Funding has been awarded by The Data Lab to a research project on Artificial Intelligence (AI) in energy efficiency building simulation. Experts from arbnco (formerly known as CO2 Estates) will be working alongside academics from the University of Strathclyde to explore how AI can be combined with data to create more accurate and robust simulations.
The nine-month project will be focused on the Arbn Consult platform software which provides the ability to quickly and accurately assess the EPC rating of a commercial property, producing bespoke and fully costed retrofit packages for delivering improvements in energy performance.
The team of researchers have combined expertise in machine learning, automation and construction, software and building simulation. Over the course of the project they will explore ways that back-end machine learning AI can mine data from the building simulation software to make quicker, more informed decisions.
Parag Rastogi, Lead Building Physicist at arbnco, explained:
“Currently, users are given a list of options by our platform that could potentially improve energy efficiency, from which they select individual refurbishments or their combinations to improve the building’s EPC rating.
Given the limited time that consultants have to complete a job, it would be impossible for them to manually go through every possible combination of suggested actions, so beneficial improvements could potentially be missed. We believe that utilising machine learning could make the process smoother, as the system would give optimum recommendations, taking into account factors such as finance constraints.”

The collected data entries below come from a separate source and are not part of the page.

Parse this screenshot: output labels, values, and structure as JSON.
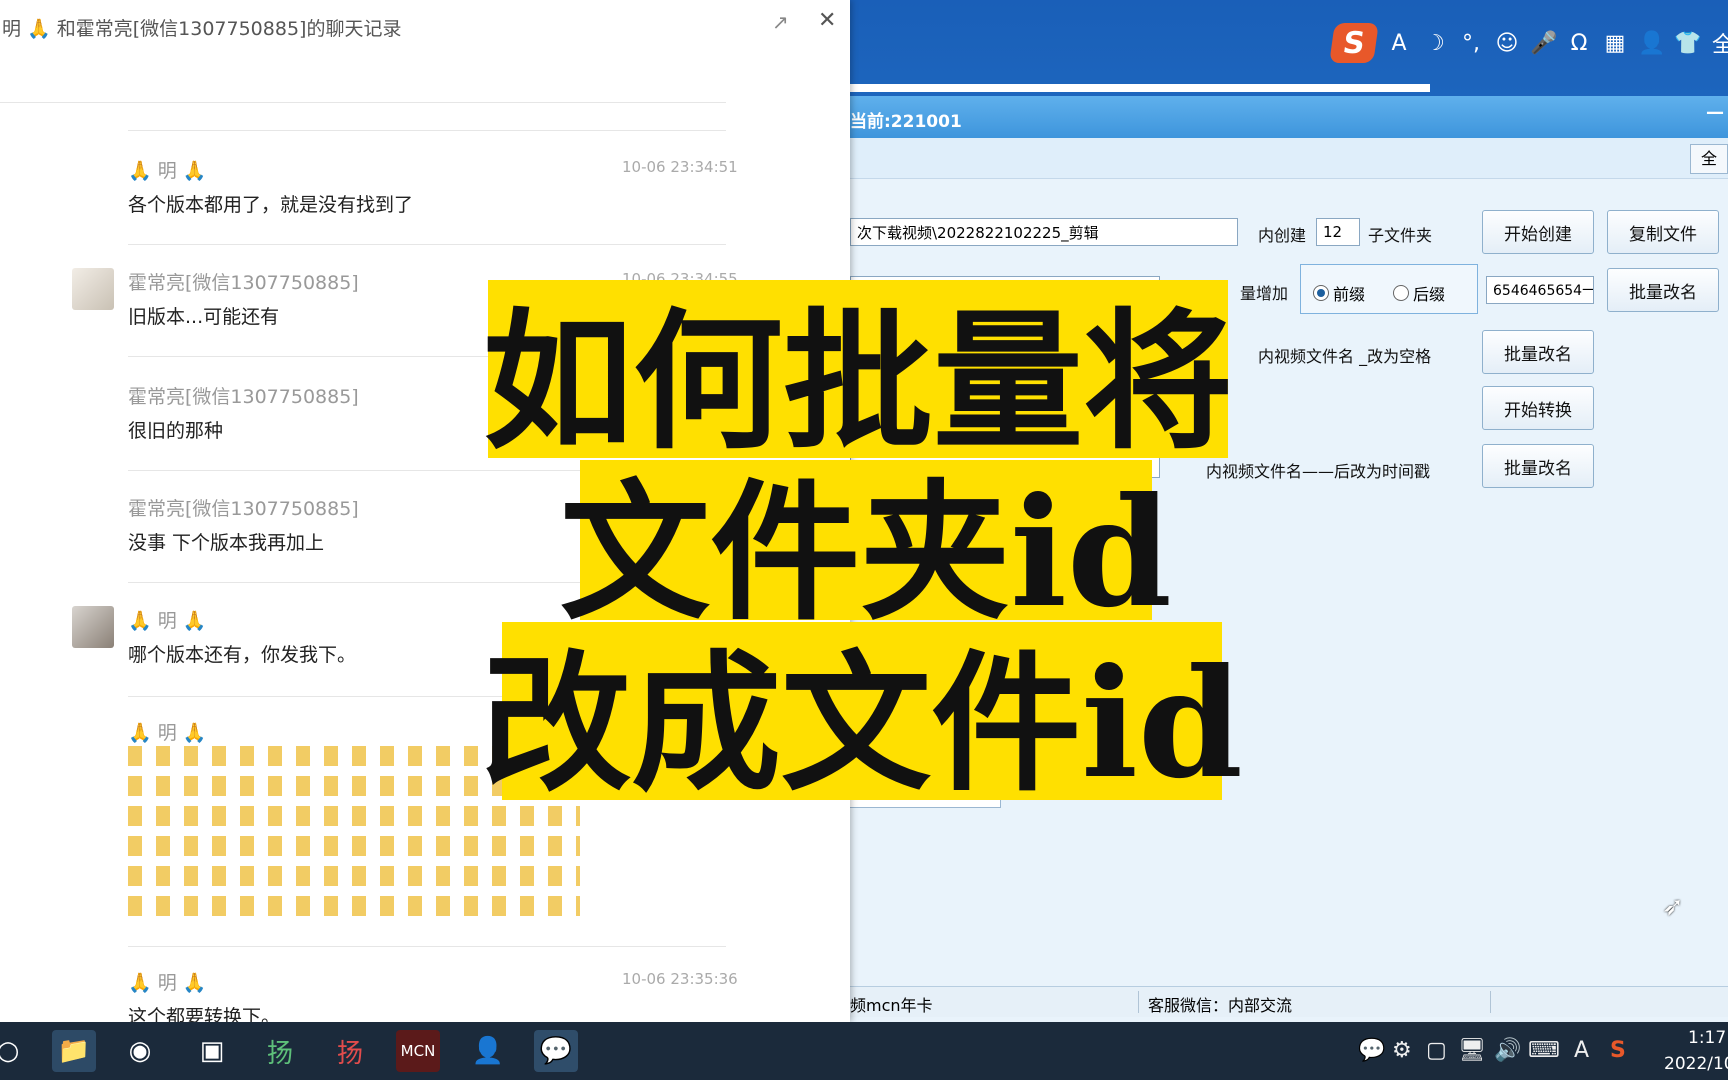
{
  "ime": {
    "logo": "S",
    "icons": [
      "A",
      "☽",
      "°,",
      "☺",
      "🎤",
      "Ω",
      "▦",
      "👤",
      "👕",
      "全",
      "⁝"
    ]
  },
  "tool": {
    "title": "当前:221001",
    "minimize": "—",
    "tab_label": "全",
    "path_value": "次下载视频\\2022822102225_剪辑",
    "create_label_before": "内创建",
    "create_count": "12",
    "create_label_after": "子文件夹",
    "btn_start_create": "开始创建",
    "btn_copy_files": "复制文件",
    "batch_add_label": "量增加",
    "radio_prefix": "前缀",
    "radio_suffix": "后缀",
    "prefix_value": "6546465654一",
    "btn_batch_rename_1": "批量改名",
    "underscore_label": "内视频文件名 _改为空格",
    "btn_batch_rename_2": "批量改名",
    "btn_start_convert": "开始转换",
    "timestamp_label": "内视频文件名——后改为时间戳",
    "btn_batch_rename_3": "批量改名",
    "status_left": "频mcn年卡",
    "status_mid": "客服微信：内部交流"
  },
  "chat": {
    "title": "明   🙏 和霍常亮[微信1307750885]的聊天记录",
    "close": "✕",
    "share": "↗",
    "messages": [
      {
        "name": "🙏  明  🙏",
        "time": "10-06 23:34:51",
        "text": "各个版本都用了，就是没有找到了"
      },
      {
        "name": "霍常亮[微信1307750885]",
        "time": "10-06 23:34:55",
        "text": "旧版本...可能还有"
      },
      {
        "name": "霍常亮[微信1307750885]",
        "time": "",
        "text": "很旧的那种"
      },
      {
        "name": "霍常亮[微信1307750885]",
        "time": "",
        "text": "没事 下个版本我再加上"
      },
      {
        "name": "🙏  明  🙏",
        "time": "",
        "text": "哪个版本还有，你发我下。"
      },
      {
        "name": "🙏  明  🙏",
        "time": "",
        "text": ""
      },
      {
        "name": "🙏  明  🙏",
        "time": "10-06 23:35:36",
        "text": "这个都要转换下。"
      }
    ]
  },
  "overlay": {
    "line1": "如何批量将",
    "line2": "文件夹id",
    "line3": "改成文件id"
  },
  "taskbar": {
    "search_icon": "○",
    "apps": [
      "📁",
      "◉",
      "▣",
      "扬",
      "扬",
      "MCN",
      "👤",
      "💬"
    ],
    "tray": [
      "💬",
      "⚙",
      "▢",
      "🖥",
      "🔊",
      "⌨",
      "A",
      "S"
    ],
    "time": "1:17",
    "date": "2022/10"
  },
  "colors": {
    "overlay_bg": "#ffe000",
    "tool_title": "#4a9fe2",
    "desktop": "#1f6fc9"
  }
}
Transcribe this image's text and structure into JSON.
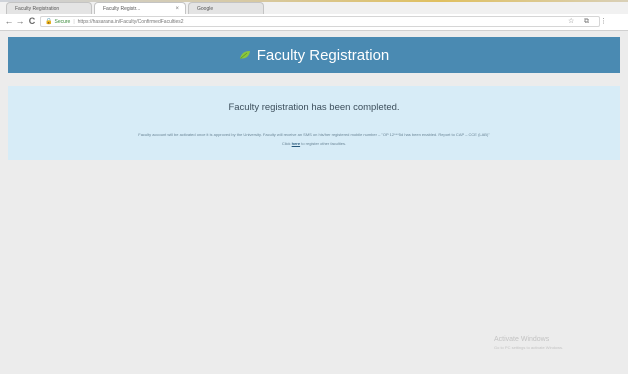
{
  "browser": {
    "tabs": [
      {
        "label": "Faculty Registration"
      },
      {
        "label": "Faculty Registr..."
      },
      {
        "label": "Google"
      }
    ],
    "nav": {
      "back": "←",
      "forward": "→",
      "reload": "C"
    },
    "address": {
      "secure_label": "Secure",
      "url": "https://hasarana.in/Faculty/ConfirmedFaculties2"
    },
    "icons": [
      "star-icon",
      "extension-icon",
      "menu-icon"
    ]
  },
  "header": {
    "title": "Faculty Registration"
  },
  "message": {
    "title": "Faculty registration has been completed.",
    "detail": "Faculty account will be activated once it is approved by the University. Faculty will receive an SMS on his/her registered mobile number – \"OP 12***5d has been enabled. Report to CAP – CCE (LAB)\"",
    "link_prefix": "Click",
    "link_text": "here",
    "link_suffix": "to register other faculties."
  },
  "watermark": {
    "title": "Activate Windows",
    "subtitle": "Go to PC settings to activate Windows."
  },
  "colors": {
    "header_bg": "#4a8ab2",
    "panel_bg": "#d7ecf7",
    "page_bg": "#ececec",
    "leaf": "#8cc63f"
  }
}
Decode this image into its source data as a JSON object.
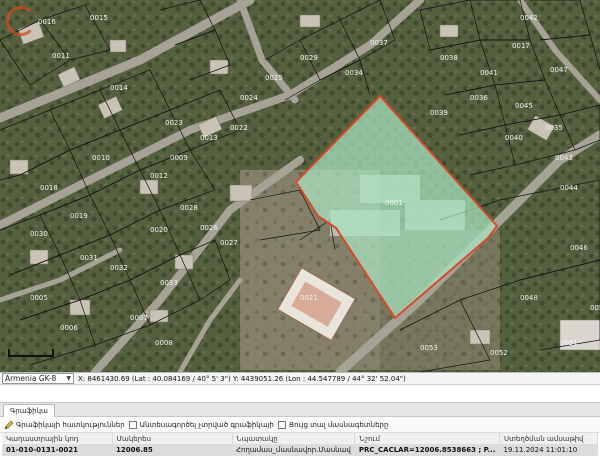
{
  "map": {
    "parcel_labels": [
      "0016",
      "0015",
      "0014",
      "0011",
      "0010",
      "0009",
      "0012",
      "0013",
      "0018",
      "0019",
      "0020",
      "0021",
      "0017",
      "0047",
      "0045",
      "0035",
      "0036",
      "0040",
      "0043",
      "0001",
      "0022",
      "0023",
      "0024",
      "0025",
      "0030",
      "0031",
      "0032",
      "0033",
      "0005",
      "0006",
      "0007",
      "0008",
      "0026",
      "0027",
      "0028",
      "0029",
      "0034",
      "0037",
      "0038",
      "0039",
      "0041",
      "0042",
      "0044",
      "0046",
      "0048",
      "0050",
      "0051",
      "0052",
      "0053"
    ],
    "selected_parcel_label": "0021",
    "selected_fill": "#a9e4c0",
    "selected_stroke": "#d9482a",
    "scale_label": ""
  },
  "coord_bar": {
    "crs": "Armenia GK-8",
    "coordinates": "X: 8461430.69 (Lat : 40.084169 / 40° 5' 3\") Y: 4439051.26 (Lon : 44.547789 / 44° 32' 52.04\")"
  },
  "panel": {
    "tab_label": "Գրաֆիկա",
    "toolbar": {
      "edit_label": "Գրաֆիկայի հատկություններ",
      "check1_label": "Անտեսագործել չտրված գրաֆիկայի",
      "check2_label": "Ցույց տալ մասնագետները"
    },
    "table": {
      "headers": [
        "Կադաստրային կոդ",
        "Մակերես",
        "Նպատակը",
        "Նշում",
        "Ստեղծման ամսաթիվ"
      ],
      "rows": [
        [
          "01-010-0131-0021",
          "12006.85",
          "Հողամաս_մասնավոր.Մասնավ",
          "PRC_CACLAR=12006.8538663 ; P...",
          "19.11.2024 11:01:10"
        ]
      ]
    }
  }
}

Darran Gardner, The Data Lab Business Development manager said: This project is yet another demonstration of how use of data science can make a real, tangible difference to real world challenges. By bringing the specialists from Strathclyde University together with arbnco the use of Artificial Intelligence (AI) will ensure energy assessments derived from building simulations are as robust as possible. With increasing importance placed on energy efficiency there is no doubt of the potential for such a tool.
As well as making the platform more scalable and robust, it is hoped that the project will make energy efficiency improvements accessible for more users. For example, a facilities manager may not have as much knowledge in this subject as an energy assessor, but the machine learning will guide them through the process and potential options, offering suggestions they may not have thought of.
To date, very little research has been done on AI in building simulation. It is expected that outcomes from the project will be revealed when the machine learning is rolled out on the Arbn Consult platform.